LA COMUNIDAD DE BETANIA

Yendo de camino, entró Jesús en una aldea. Una mujer, llamada Marta, lo recibió en su casa. Tenía una hermana llamada María, la cual, sentada a los pies del Señor, escuchaba sus palabras. Marta se afanaba en múltiples servicios. Hasta que se paró y dijo: -Maestro, ¿no te importa que mi hermana me deje sola en esta tarea? Dile que me ayude.

El Señor le replicó: -Marta, Marta, te preocupas y te inquietas por muchas cosas, cuando una sola es necesaria. María escogió la mejor parte y no se la quitarán (Lc 10,38-42). 

Betania es una comunidad. Es modelo de comunidad. ¿Por qué? No por el tópico que siempre nos viene a la cabeza: Marta representa la incansable mujer de acción y María la perseverante mujer de contemplación. 

Betania es comunidad paradigmática porque Jesús está dentro de ella. Hay un lugar para él. Y con Jesús dentro todo puede cambiar, progresar. 

En Betania las dos hermanas viven abiertas a Jesús, el amigo incondicional. Y cada una es como es.

Marta es una mujer enamorada de Jesús, acogedora (es quien lo recibe), organizadora, previsora, detallista, perfeccionista, trabajadora… Por amor, por amistad, para que todos se sientan a gusto ella cree que todo tiene que estar a punto. Cuida la calidad de la casa para que la acogida sea cálida. Pero a la vez es impulsiva, excesivamente preocupada, nerviosa, ¿obsesiva?

Hasta que se paró, dice el texto. Ya no puede contener los nervios. Saca afuera todo lo que la carcome por dentro. Incluso se atreve a decir a Jesús qué es lo que le tiene que importar: No te importa que mi hermana me deje sola. Y qué tiene que hacer Jesús: Dile que me ayude. ¡Ya han saltado las alarmas! Se ha provocado una crisis comunitaria de grandes proporciones. ¡Es una bomba! ¡Y parece que la culpa la tiene Jesús! 

El Papa Francisco en Gaudete et exultate, 28, no sé si pensando en Marta, escribe: “Una tarea movida por la ansiedad, el orgullo, la necesidad de aparecer y de dominar, ciertamente no será santificadora.
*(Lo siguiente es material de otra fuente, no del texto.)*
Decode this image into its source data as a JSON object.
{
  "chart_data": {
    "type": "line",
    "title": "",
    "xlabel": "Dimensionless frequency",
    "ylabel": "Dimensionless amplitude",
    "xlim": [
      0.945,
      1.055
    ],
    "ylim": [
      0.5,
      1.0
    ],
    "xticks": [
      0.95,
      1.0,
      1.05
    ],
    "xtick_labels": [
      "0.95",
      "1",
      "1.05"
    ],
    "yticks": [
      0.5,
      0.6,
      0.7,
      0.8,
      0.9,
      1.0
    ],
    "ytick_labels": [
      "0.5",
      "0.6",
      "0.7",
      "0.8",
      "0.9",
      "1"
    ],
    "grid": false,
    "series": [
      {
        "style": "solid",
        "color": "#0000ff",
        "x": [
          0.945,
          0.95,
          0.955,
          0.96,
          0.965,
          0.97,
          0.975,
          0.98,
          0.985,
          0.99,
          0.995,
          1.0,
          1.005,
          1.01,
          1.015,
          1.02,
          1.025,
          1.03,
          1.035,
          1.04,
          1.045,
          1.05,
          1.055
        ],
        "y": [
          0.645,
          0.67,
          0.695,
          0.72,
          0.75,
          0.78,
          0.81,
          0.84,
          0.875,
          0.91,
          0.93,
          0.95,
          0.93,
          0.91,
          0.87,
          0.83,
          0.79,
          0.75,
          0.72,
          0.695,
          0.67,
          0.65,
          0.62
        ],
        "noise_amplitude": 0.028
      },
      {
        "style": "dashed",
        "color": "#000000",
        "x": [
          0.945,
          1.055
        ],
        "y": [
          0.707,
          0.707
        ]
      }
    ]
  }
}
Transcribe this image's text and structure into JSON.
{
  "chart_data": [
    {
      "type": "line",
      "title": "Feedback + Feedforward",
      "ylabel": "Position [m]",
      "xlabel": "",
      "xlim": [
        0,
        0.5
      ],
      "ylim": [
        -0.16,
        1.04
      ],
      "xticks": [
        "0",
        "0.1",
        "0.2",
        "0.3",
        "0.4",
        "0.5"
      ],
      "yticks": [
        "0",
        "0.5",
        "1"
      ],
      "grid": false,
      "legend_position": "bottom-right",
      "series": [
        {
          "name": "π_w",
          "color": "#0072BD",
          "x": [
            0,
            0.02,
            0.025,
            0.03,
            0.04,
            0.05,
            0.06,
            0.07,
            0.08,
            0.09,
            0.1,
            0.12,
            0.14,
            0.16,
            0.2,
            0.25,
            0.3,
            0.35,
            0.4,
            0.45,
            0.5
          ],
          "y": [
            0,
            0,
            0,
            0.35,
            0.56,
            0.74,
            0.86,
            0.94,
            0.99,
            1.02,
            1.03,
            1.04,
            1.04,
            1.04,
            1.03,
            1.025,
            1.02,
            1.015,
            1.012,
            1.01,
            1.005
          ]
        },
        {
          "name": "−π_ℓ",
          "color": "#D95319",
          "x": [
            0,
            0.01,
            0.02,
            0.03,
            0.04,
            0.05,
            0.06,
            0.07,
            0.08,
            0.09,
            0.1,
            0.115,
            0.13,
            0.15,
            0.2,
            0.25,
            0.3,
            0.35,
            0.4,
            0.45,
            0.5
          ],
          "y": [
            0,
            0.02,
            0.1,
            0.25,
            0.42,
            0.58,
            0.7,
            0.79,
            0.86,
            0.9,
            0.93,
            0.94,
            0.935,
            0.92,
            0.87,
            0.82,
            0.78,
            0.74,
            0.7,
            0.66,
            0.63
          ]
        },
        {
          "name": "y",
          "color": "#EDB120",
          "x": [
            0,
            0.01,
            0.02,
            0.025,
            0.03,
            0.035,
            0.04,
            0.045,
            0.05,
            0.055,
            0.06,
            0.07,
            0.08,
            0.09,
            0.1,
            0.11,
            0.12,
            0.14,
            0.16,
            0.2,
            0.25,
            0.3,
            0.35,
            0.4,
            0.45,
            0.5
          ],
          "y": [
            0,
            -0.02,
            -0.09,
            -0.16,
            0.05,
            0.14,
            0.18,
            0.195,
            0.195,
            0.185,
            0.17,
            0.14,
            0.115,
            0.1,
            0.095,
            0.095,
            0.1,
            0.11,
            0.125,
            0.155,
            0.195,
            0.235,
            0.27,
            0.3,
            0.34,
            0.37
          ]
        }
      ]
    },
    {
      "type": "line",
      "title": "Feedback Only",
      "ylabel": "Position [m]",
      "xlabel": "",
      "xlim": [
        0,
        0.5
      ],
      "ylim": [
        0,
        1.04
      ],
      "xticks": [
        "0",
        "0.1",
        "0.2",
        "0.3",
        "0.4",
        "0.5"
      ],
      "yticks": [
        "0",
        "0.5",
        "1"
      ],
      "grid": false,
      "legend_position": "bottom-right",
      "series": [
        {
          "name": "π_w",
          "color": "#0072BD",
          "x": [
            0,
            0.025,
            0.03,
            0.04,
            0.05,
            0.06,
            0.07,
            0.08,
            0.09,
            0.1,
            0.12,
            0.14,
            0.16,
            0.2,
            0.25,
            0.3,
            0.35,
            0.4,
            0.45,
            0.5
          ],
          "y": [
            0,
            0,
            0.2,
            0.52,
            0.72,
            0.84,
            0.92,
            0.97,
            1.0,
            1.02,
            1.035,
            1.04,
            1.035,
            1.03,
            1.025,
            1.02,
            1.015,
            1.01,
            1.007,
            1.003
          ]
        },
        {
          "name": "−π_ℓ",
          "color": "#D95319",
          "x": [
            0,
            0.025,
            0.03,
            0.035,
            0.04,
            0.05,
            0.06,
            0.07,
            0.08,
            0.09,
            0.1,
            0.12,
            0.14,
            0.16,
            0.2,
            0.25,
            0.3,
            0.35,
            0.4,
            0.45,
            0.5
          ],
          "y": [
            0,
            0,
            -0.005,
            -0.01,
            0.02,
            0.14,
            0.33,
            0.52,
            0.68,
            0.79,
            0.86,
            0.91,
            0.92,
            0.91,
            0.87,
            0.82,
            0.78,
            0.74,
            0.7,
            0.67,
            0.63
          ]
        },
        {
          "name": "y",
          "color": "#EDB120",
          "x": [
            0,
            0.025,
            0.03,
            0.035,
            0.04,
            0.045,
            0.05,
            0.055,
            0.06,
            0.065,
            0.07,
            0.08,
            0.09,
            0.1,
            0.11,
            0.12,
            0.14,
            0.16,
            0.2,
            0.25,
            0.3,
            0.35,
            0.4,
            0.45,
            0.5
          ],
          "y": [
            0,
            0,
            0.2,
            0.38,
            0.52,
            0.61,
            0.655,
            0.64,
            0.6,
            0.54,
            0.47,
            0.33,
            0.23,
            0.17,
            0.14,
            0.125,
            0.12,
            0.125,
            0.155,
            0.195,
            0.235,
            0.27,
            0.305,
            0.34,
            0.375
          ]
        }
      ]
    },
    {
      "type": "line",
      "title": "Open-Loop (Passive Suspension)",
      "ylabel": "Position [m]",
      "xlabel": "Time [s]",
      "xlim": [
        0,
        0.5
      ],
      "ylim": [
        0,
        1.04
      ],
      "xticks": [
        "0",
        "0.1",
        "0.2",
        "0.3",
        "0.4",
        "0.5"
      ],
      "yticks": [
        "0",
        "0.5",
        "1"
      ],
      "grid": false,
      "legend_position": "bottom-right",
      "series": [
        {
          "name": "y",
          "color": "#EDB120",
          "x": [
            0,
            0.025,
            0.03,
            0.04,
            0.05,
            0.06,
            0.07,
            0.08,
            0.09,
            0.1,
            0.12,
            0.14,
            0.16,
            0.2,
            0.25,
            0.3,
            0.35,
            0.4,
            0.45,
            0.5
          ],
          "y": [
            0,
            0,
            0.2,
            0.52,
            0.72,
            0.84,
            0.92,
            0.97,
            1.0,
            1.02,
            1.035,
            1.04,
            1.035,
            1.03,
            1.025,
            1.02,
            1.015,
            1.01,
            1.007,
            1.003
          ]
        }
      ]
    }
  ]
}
El desafío es vivir la propia entrega de tal manera que los esfuerzos tengan un sentido evangélico y nos identifiquen más y más con Jesucristo”.

Marta tiene muchas rendijas por las que Jesús tiene entrada en ella. El amigo Jesús deberá trabajar en ella la calma, el silencio, la contemplación, saber discernir cuál es la única cosa necesaria…para ser discípula. Todo se logrará, mientras se acoja a Jesús y permanezca allí, en medio, en el centro de la comunidad.

María, sentada a los pies escuchaba sus palabras. Sabe cuál es la tarea principal y a ello se dedica: a ser discípula. Pero el discipulado no está reñido con el compromiso. Precisamente antes de este texto, en la parábola del buen samaritano, Jesús ha dicho al Maestro de la Ley que hiciera lo mismo que ha hecho el buen samaritano: Ve y haz tú lo mismo, es decir, atender al que está herido al borde del camino; esto es hacer diana. Por tanto, María no puede olvidar que Jesús ha venido a servir.

Francisco en Gaudete et exultate –¿pensando en María?- recuerda: “No es sano amar el silencio y rehuir el encuentro con el otro, (…) rechazar la actividad, buscar la oración y menospreciar el servicio. Todo puede ser aceptado e integrado como parte de la propia existencia en este mundo, y se incorpora en el camino de santificación. Somos llamados a vivir la contemplación también en medio de la acción, y nos santificamos en el ejercicio responsable y generoso de la propia misión” (26). “La oración es preciosa si alimenta una entrega cotidiana de amor” (104).

El amigo Jesús tendrá que trabajar en María el saber compaginar servicio y contemplación. Una contemplación que no cierra los ojos a la realidad. Marta tendrá que acertar con la cosa necesaria.

Las dos hermanas aprenderán con Jesús a vivir el discipulado como peregrinas de la fe. Ésta es nuestra tarea. Betania es comunidad que crece con Jesús en medio. Es inevitable pensar en nuestras comunidades parroquiales, de base, religiosas; en nuestros grupos y movimientos. ¿Qué lugar ocupa Jesús, amén de estar guardado en el sagrario?